In assessing whether life insurance is needed, let’s start by looking at what life insurance is and how it works. Life insurance in essence provides a safeguard for your dependants. It can be used to pay off your debts and/or support your dependants by replacing some or all of your income in the event that you die before them.
Life insurance works as follows: you pay a regular sum (a premium) to an insurance company and then they pay out a lump sum, to a named person (beneficiary) in the event of your death.
The question of whether life insurance is needed, therefore, will depend primarily on whether you have loved ones that you would want to ensure were provided for in the event of your untimely demise? If the answer is no, then life insurance would clearly be unnecessary. For example, it would make no sense for a single man (or woman) to take out life insurance if there was no-one that he (or she) needed to provide for. Similarly, if your wife is a millionaire, then you maybe don’t need life insurance to safeguard her future!
For those who do have dependants (typically a spouse and/or children) who would suffer in the event of your premature death, life insurance is usually one of the core financial products that you should have. This is particularly the case where you hold a mortgage as you wouldn’t want that mortgage debt to fall to your dependants to pay off. A key thing to be aware of, however, is that life insurance only pays out if you die. It won’t pay out if you became too ill to work – you’d need critical illness cover for that scenario. (Note: At present, about a quarter of households don’t have enough life insurance to pay off their mortgage if the main breadwinner were to die! Source: http://www.fool.co.uk/insurance/information/life-insurance.aspx )
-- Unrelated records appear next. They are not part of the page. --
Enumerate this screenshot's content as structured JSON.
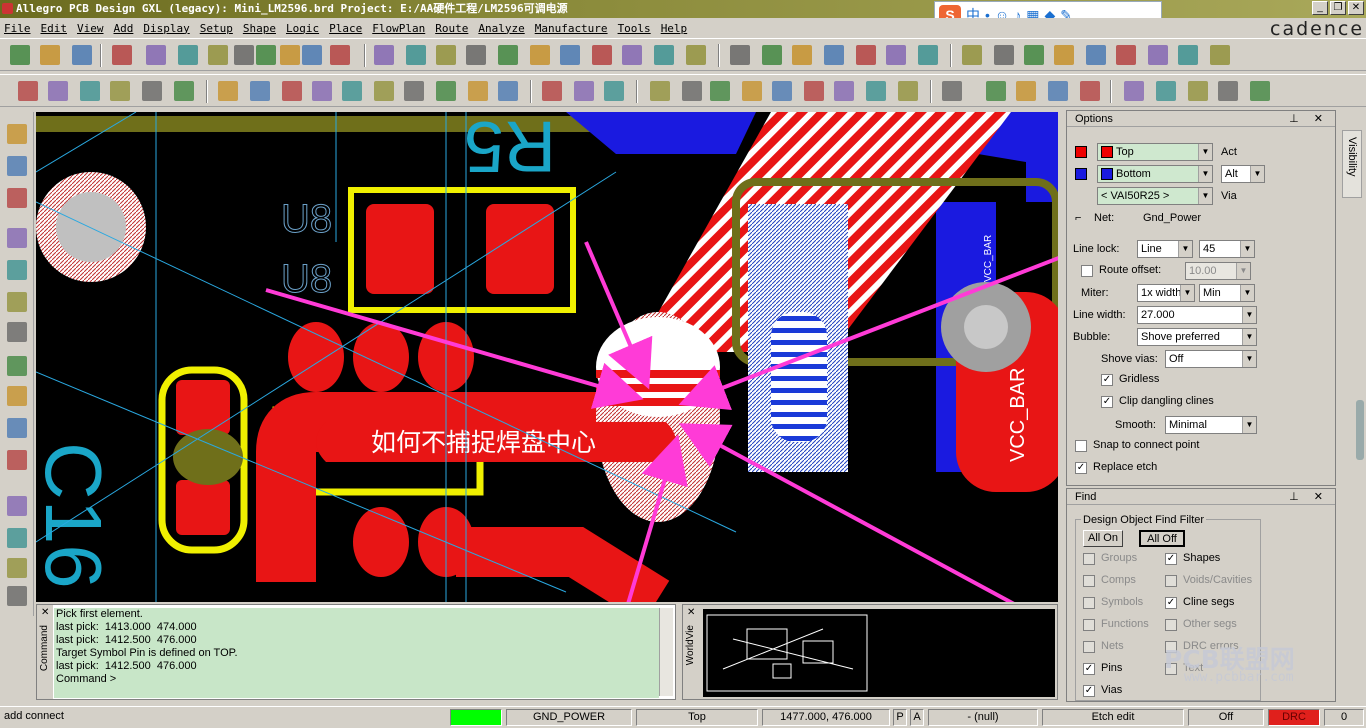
{
  "titlebar": {
    "text": "Allegro PCB Design GXL (legacy): Mini_LM2596.brd  Project: E:/AA硬件工程/LM2596可调电源"
  },
  "ime": {
    "logo": "S",
    "mode": "中"
  },
  "window_buttons": {
    "minimize": "_",
    "restore": "❐",
    "close": "✕"
  },
  "brand": "cadence",
  "menubar": [
    "File",
    "Edit",
    "View",
    "Add",
    "Display",
    "Setup",
    "Shape",
    "Logic",
    "Place",
    "FlowPlan",
    "Route",
    "Analyze",
    "Manufacture",
    "Tools",
    "Help"
  ],
  "canvas": {
    "annotation_text": "如何不捕捉焊盘中心",
    "silkscreen_labels": [
      "U8",
      "U8",
      "R5",
      "C16",
      "VCC_BAR",
      "VCC_BAR"
    ]
  },
  "command_window": {
    "label": "Command",
    "lines": [
      "Pick first element.",
      "last pick:  1413.000  474.000",
      "last pick:  1412.500  476.000",
      "Target Symbol Pin is defined on TOP.",
      "last pick:  1412.500  476.000",
      "Command >"
    ]
  },
  "worldview": {
    "label": "WorldVie"
  },
  "options": {
    "title": "Options",
    "act_layer": "Top",
    "act_label": "Act",
    "alt_layer": "Bottom",
    "alt_label": "Alt",
    "via_value": "< VAI50R25 >",
    "via_label": "Via",
    "net_label": "Net:",
    "net_value": "Gnd_Power",
    "line_lock_label": "Line lock:",
    "line_lock_type": "Line",
    "line_lock_angle": "45",
    "route_offset_label": "Route offset:",
    "route_offset_value": "10.00",
    "miter_label": "Miter:",
    "miter_value": "1x width",
    "miter_mode": "Min",
    "line_width_label": "Line width:",
    "line_width_value": "27.000",
    "bubble_label": "Bubble:",
    "bubble_value": "Shove preferred",
    "shove_vias_label": "Shove vias:",
    "shove_vias_value": "Off",
    "gridless_label": "Gridless",
    "clip_label": "Clip dangling clines",
    "smooth_label": "Smooth:",
    "smooth_value": "Minimal",
    "snap_label": "Snap to connect point",
    "replace_label": "Replace etch",
    "visibility_tab": "Visibility"
  },
  "find": {
    "title": "Find",
    "group_label": "Design Object Find Filter",
    "all_on": "All On",
    "all_off": "All Off",
    "items_left": [
      {
        "label": "Groups",
        "checked": false,
        "enabled": false
      },
      {
        "label": "Comps",
        "checked": false,
        "enabled": false
      },
      {
        "label": "Symbols",
        "checked": false,
        "enabled": false
      },
      {
        "label": "Functions",
        "checked": false,
        "enabled": false
      },
      {
        "label": "Nets",
        "checked": false,
        "enabled": false
      },
      {
        "label": "Pins",
        "checked": true,
        "enabled": true
      },
      {
        "label": "Vias",
        "checked": true,
        "enabled": true
      }
    ],
    "items_right": [
      {
        "label": "Shapes",
        "checked": true,
        "enabled": true
      },
      {
        "label": "Voids/Cavities",
        "checked": false,
        "enabled": false
      },
      {
        "label": "Cline segs",
        "checked": true,
        "enabled": true
      },
      {
        "label": "Other segs",
        "checked": false,
        "enabled": false
      },
      {
        "label": "DRC errors",
        "checked": false,
        "enabled": false
      },
      {
        "label": "Text",
        "checked": false,
        "enabled": false
      }
    ]
  },
  "watermark": {
    "line1": "PCB联盟网",
    "line2": "www.pcbbar.com"
  },
  "statusbar": {
    "command": "add connect",
    "net": "GND_POWER",
    "layer": "Top",
    "coords": "1477.000, 476.000",
    "p": "P",
    "a": "A",
    "selection": "- (null)",
    "mode": "Etch edit",
    "off": "Off",
    "drc": "DRC",
    "count": "0"
  },
  "colors": {
    "status_green": "#00ff00",
    "drc_red": "#e0201c",
    "arrow_magenta": "#ff3bd7",
    "etch_red": "#e81515",
    "silk_yellow": "#f0f000",
    "silk_cyan": "#1aa6c8"
  }
}
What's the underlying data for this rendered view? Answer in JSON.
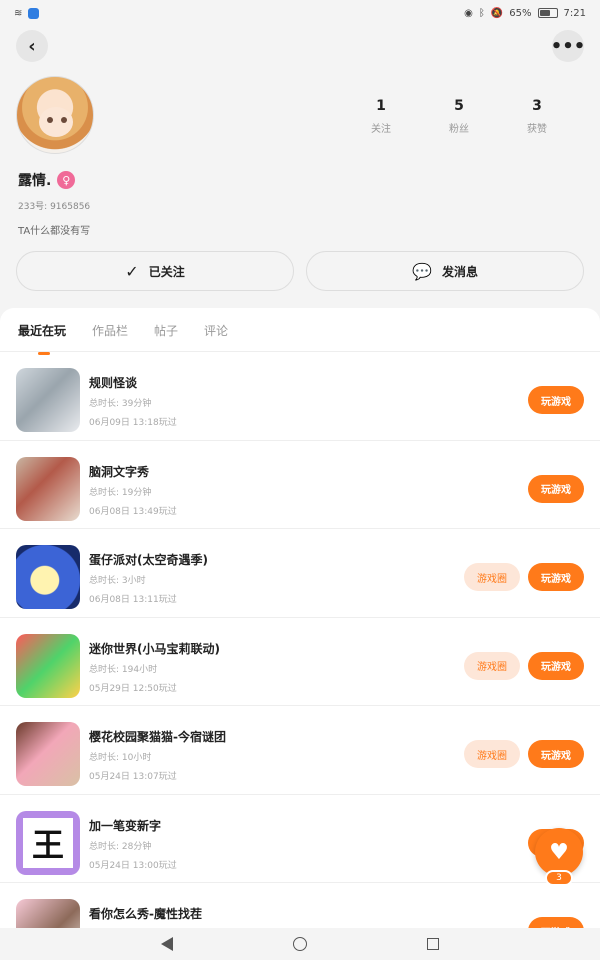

There are several types of life insurance policies. I’ve listed some of the main ones below:
1. Level term life insurance. As a description, level term insurance is a bit jargony for my liking. How it works, though, is quite straightforward. You pay a flat monthly amount for a set period and, if you die during that period, the insurance company will pay out a pre-agreed amount.
An example of how it might be used is where a parent takes out a 20 year policy, with their aim being to make sure that their kids would be financially okay should the parent die whilst they’re growing up. The person taking out the insurance hopes that there won’t be a need for the policy to be paid out on, but has the peace of mind of knowing that, if the worst happens, their loved ones won’t be left destitute.
2. Decreasing term life insurance. With this type of life insurance, your monthly payments stay the same for a set period but the amount that would be paid out decreases every year. This is commonly taken alongside a repayment mortgage, but may also be useful where dependants are expected to grow up and become financially solvent but where you would still want some cover to cater for your spouse should you die.
3. Whole of life policies. These policies are pretty much as the name implies, in that they provide cover right up until death, provided that you’ve kept up the premiums.
The type of life insurance that’s best for you will depend on your personal circumstances and may change as you go through various life-stage events such as getting married, getting a mortgage, having kids, etc.
To conclude then, life insurance will be needed where you have dependants who would be financially inconvenienced if you were to suddenly die. It may be tempting, especially when we’re young and healthy, to think that life insurance isn’t needed but if you have a spouse or kids that are dependant financially on you, then it is irresponsible not to make sure that they would be okay in the event of your death. Typically the monthly payments aren’t very big and the payment could make a big difference to the people you love.